What are the elements of a ZKP circuit?

The main elements are:

  • The witness: which is the data of the computation. The witness is made of many elements, sometimes called signals or cells. Some signals are public and private, the public part is sometimes called the advice and the private part is sometimes called the instance. The witness usually contains the input and output of the computation, but also most or all its intermadiate values.
  • Setup: it is a series of constraints or assertions over the witness data, that define which computations are valid.
  • Witness generation: an algorithm that helps calculating the right values for all the signals.
  • Proving and validation key: given a setup the proving system can generate proving and validation pair of keys
  • Proof and prover: given a setup and a witness, the prover using the proving key can generate a proof. This proof will be valid if and only if the witness follows the setup constraints.
  • Validator: given a proof and the public part of the witness and a validation key, the validator using the proving system can check that the proof is valid. That is, to generate that proof the prover had to have a witness (if which this public part is part of) that followed the setup.

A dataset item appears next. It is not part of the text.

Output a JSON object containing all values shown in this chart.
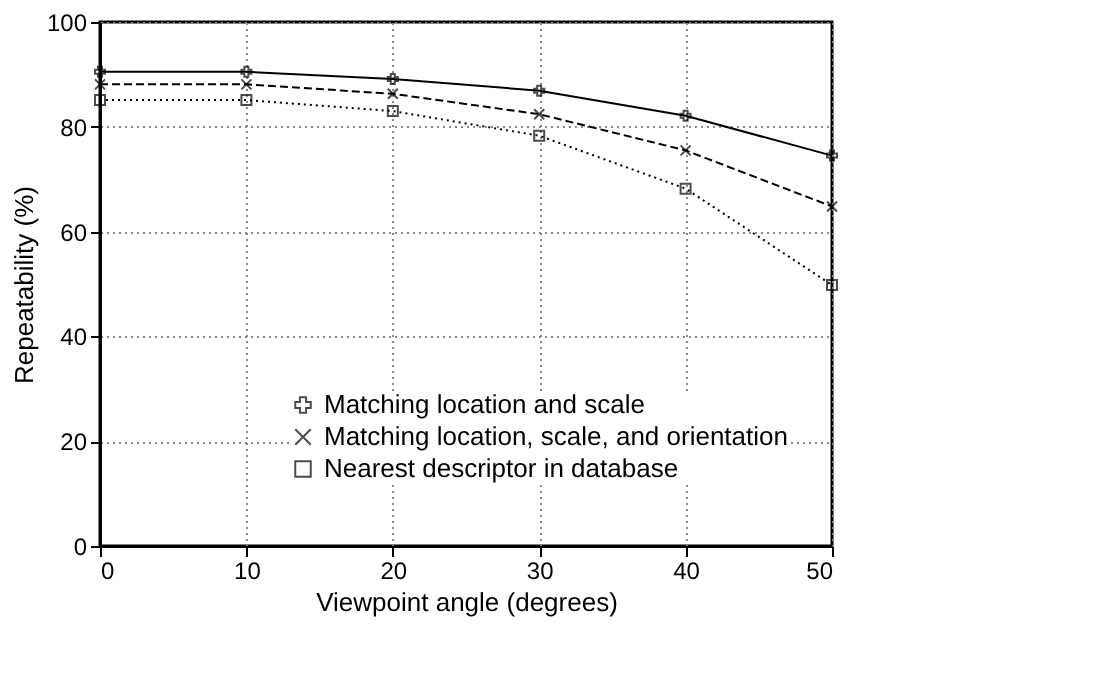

It is important to note that if the prover and validator have agreed on the setup will have the same proving and validation keys, and will not have to trust each other.

What is a ZKP arithmetization?

An arithmetization is the way to represent the setup to the proving system. They are very low level and based on polynomials. As a simil, if the proving system is a CPU, the arithmetization is its machine code.

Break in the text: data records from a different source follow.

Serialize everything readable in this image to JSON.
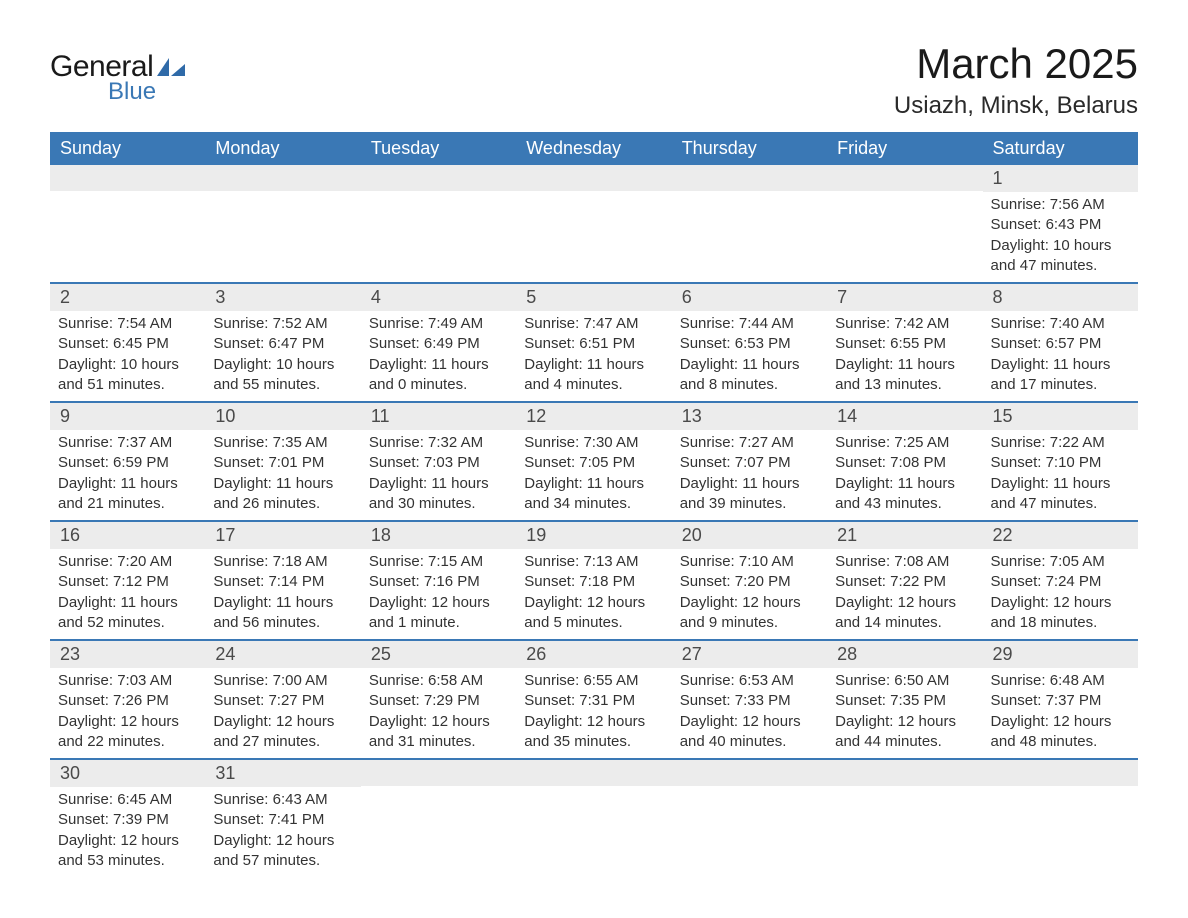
{
  "brand": {
    "word1": "General",
    "word2": "Blue",
    "logo_color": "#2f6aa8",
    "text_color_dark": "#1a1a1a",
    "text_color_blue": "#3a78b5"
  },
  "title": "March 2025",
  "location": "Usiazh, Minsk, Belarus",
  "colors": {
    "header_bg": "#3a78b5",
    "header_text": "#ffffff",
    "daynum_bg": "#ececec",
    "daynum_text": "#4a4a4a",
    "body_text": "#333333",
    "row_border": "#3a78b5",
    "page_bg": "#ffffff"
  },
  "typography": {
    "title_fontsize": 42,
    "location_fontsize": 24,
    "header_fontsize": 18,
    "daynum_fontsize": 18,
    "data_fontsize": 15
  },
  "weekdays": [
    "Sunday",
    "Monday",
    "Tuesday",
    "Wednesday",
    "Thursday",
    "Friday",
    "Saturday"
  ],
  "weeks": [
    [
      {
        "day": "",
        "sunrise": "",
        "sunset": "",
        "daylight": ""
      },
      {
        "day": "",
        "sunrise": "",
        "sunset": "",
        "daylight": ""
      },
      {
        "day": "",
        "sunrise": "",
        "sunset": "",
        "daylight": ""
      },
      {
        "day": "",
        "sunrise": "",
        "sunset": "",
        "daylight": ""
      },
      {
        "day": "",
        "sunrise": "",
        "sunset": "",
        "daylight": ""
      },
      {
        "day": "",
        "sunrise": "",
        "sunset": "",
        "daylight": ""
      },
      {
        "day": "1",
        "sunrise": "Sunrise: 7:56 AM",
        "sunset": "Sunset: 6:43 PM",
        "daylight": "Daylight: 10 hours and 47 minutes."
      }
    ],
    [
      {
        "day": "2",
        "sunrise": "Sunrise: 7:54 AM",
        "sunset": "Sunset: 6:45 PM",
        "daylight": "Daylight: 10 hours and 51 minutes."
      },
      {
        "day": "3",
        "sunrise": "Sunrise: 7:52 AM",
        "sunset": "Sunset: 6:47 PM",
        "daylight": "Daylight: 10 hours and 55 minutes."
      },
      {
        "day": "4",
        "sunrise": "Sunrise: 7:49 AM",
        "sunset": "Sunset: 6:49 PM",
        "daylight": "Daylight: 11 hours and 0 minutes."
      },
      {
        "day": "5",
        "sunrise": "Sunrise: 7:47 AM",
        "sunset": "Sunset: 6:51 PM",
        "daylight": "Daylight: 11 hours and 4 minutes."
      },
      {
        "day": "6",
        "sunrise": "Sunrise: 7:44 AM",
        "sunset": "Sunset: 6:53 PM",
        "daylight": "Daylight: 11 hours and 8 minutes."
      },
      {
        "day": "7",
        "sunrise": "Sunrise: 7:42 AM",
        "sunset": "Sunset: 6:55 PM",
        "daylight": "Daylight: 11 hours and 13 minutes."
      },
      {
        "day": "8",
        "sunrise": "Sunrise: 7:40 AM",
        "sunset": "Sunset: 6:57 PM",
        "daylight": "Daylight: 11 hours and 17 minutes."
      }
    ],
    [
      {
        "day": "9",
        "sunrise": "Sunrise: 7:37 AM",
        "sunset": "Sunset: 6:59 PM",
        "daylight": "Daylight: 11 hours and 21 minutes."
      },
      {
        "day": "10",
        "sunrise": "Sunrise: 7:35 AM",
        "sunset": "Sunset: 7:01 PM",
        "daylight": "Daylight: 11 hours and 26 minutes."
      },
      {
        "day": "11",
        "sunrise": "Sunrise: 7:32 AM",
        "sunset": "Sunset: 7:03 PM",
        "daylight": "Daylight: 11 hours and 30 minutes."
      },
      {
        "day": "12",
        "sunrise": "Sunrise: 7:30 AM",
        "sunset": "Sunset: 7:05 PM",
        "daylight": "Daylight: 11 hours and 34 minutes."
      },
      {
        "day": "13",
        "sunrise": "Sunrise: 7:27 AM",
        "sunset": "Sunset: 7:07 PM",
        "daylight": "Daylight: 11 hours and 39 minutes."
      },
      {
        "day": "14",
        "sunrise": "Sunrise: 7:25 AM",
        "sunset": "Sunset: 7:08 PM",
        "daylight": "Daylight: 11 hours and 43 minutes."
      },
      {
        "day": "15",
        "sunrise": "Sunrise: 7:22 AM",
        "sunset": "Sunset: 7:10 PM",
        "daylight": "Daylight: 11 hours and 47 minutes."
      }
    ],
    [
      {
        "day": "16",
        "sunrise": "Sunrise: 7:20 AM",
        "sunset": "Sunset: 7:12 PM",
        "daylight": "Daylight: 11 hours and 52 minutes."
      },
      {
        "day": "17",
        "sunrise": "Sunrise: 7:18 AM",
        "sunset": "Sunset: 7:14 PM",
        "daylight": "Daylight: 11 hours and 56 minutes."
      },
      {
        "day": "18",
        "sunrise": "Sunrise: 7:15 AM",
        "sunset": "Sunset: 7:16 PM",
        "daylight": "Daylight: 12 hours and 1 minute."
      },
      {
        "day": "19",
        "sunrise": "Sunrise: 7:13 AM",
        "sunset": "Sunset: 7:18 PM",
        "daylight": "Daylight: 12 hours and 5 minutes."
      },
      {
        "day": "20",
        "sunrise": "Sunrise: 7:10 AM",
        "sunset": "Sunset: 7:20 PM",
        "daylight": "Daylight: 12 hours and 9 minutes."
      },
      {
        "day": "21",
        "sunrise": "Sunrise: 7:08 AM",
        "sunset": "Sunset: 7:22 PM",
        "daylight": "Daylight: 12 hours and 14 minutes."
      },
      {
        "day": "22",
        "sunrise": "Sunrise: 7:05 AM",
        "sunset": "Sunset: 7:24 PM",
        "daylight": "Daylight: 12 hours and 18 minutes."
      }
    ],
    [
      {
        "day": "23",
        "sunrise": "Sunrise: 7:03 AM",
        "sunset": "Sunset: 7:26 PM",
        "daylight": "Daylight: 12 hours and 22 minutes."
      },
      {
        "day": "24",
        "sunrise": "Sunrise: 7:00 AM",
        "sunset": "Sunset: 7:27 PM",
        "daylight": "Daylight: 12 hours and 27 minutes."
      },
      {
        "day": "25",
        "sunrise": "Sunrise: 6:58 AM",
        "sunset": "Sunset: 7:29 PM",
        "daylight": "Daylight: 12 hours and 31 minutes."
      },
      {
        "day": "26",
        "sunrise": "Sunrise: 6:55 AM",
        "sunset": "Sunset: 7:31 PM",
        "daylight": "Daylight: 12 hours and 35 minutes."
      },
      {
        "day": "27",
        "sunrise": "Sunrise: 6:53 AM",
        "sunset": "Sunset: 7:33 PM",
        "daylight": "Daylight: 12 hours and 40 minutes."
      },
      {
        "day": "28",
        "sunrise": "Sunrise: 6:50 AM",
        "sunset": "Sunset: 7:35 PM",
        "daylight": "Daylight: 12 hours and 44 minutes."
      },
      {
        "day": "29",
        "sunrise": "Sunrise: 6:48 AM",
        "sunset": "Sunset: 7:37 PM",
        "daylight": "Daylight: 12 hours and 48 minutes."
      }
    ],
    [
      {
        "day": "30",
        "sunrise": "Sunrise: 6:45 AM",
        "sunset": "Sunset: 7:39 PM",
        "daylight": "Daylight: 12 hours and 53 minutes."
      },
      {
        "day": "31",
        "sunrise": "Sunrise: 6:43 AM",
        "sunset": "Sunset: 7:41 PM",
        "daylight": "Daylight: 12 hours and 57 minutes."
      },
      {
        "day": "",
        "sunrise": "",
        "sunset": "",
        "daylight": ""
      },
      {
        "day": "",
        "sunrise": "",
        "sunset": "",
        "daylight": ""
      },
      {
        "day": "",
        "sunrise": "",
        "sunset": "",
        "daylight": ""
      },
      {
        "day": "",
        "sunrise": "",
        "sunset": "",
        "daylight": ""
      },
      {
        "day": "",
        "sunrise": "",
        "sunset": "",
        "daylight": ""
      }
    ]
  ]
}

What is a ZKP low-level DSL?

It is a tool to write arithmetization in a more developer friendly way, but still very close to the arithmetization. If arithmetization is machine code, a ZKP low-level DSL is like assembly.

What is a ZKP high-level structured language?

They allow to write the setup in a way that is closer to the way a developer thinks about the computation, and they get compiled to the arithmatization. Following the previous simil a ZKP high-level structured language is like Python.

Chiquito is an example of ZKP high-level structured language that is based on steps.

What is a Finite Prime Field?

In ZKP the witness signals are not made of bytes, they are elements (or values) of a Finite Prime Field. We need to understand how FPFs work in order to write circuits.

As a developer you can see it as a unsigned integer type where the maximum value is a prime minus one (p - 1 instead of 2^n-1) and addition and multiplication overflows as expected, so a + b = a + b mod p and a * b = a * b mod p.

Negative values are obtained by the formula a + (-a) mod p = 0.

The prime p is usually a very big number when used in ZKP, but we can see an easy example with p = 7.

The posible values would be 0, 1, 2, 3, 4, 5 and 6. If we go over p it overflows around to 0. So for example 6 + 1 = 0 or 5 + 3 = 1.

Then for example -3 + 3 mod 7 = 0 which is satisfied by 4 + 3 mod 7 = 0 => -3 = 4.

This is a very short summary of what you need to know about FPFs.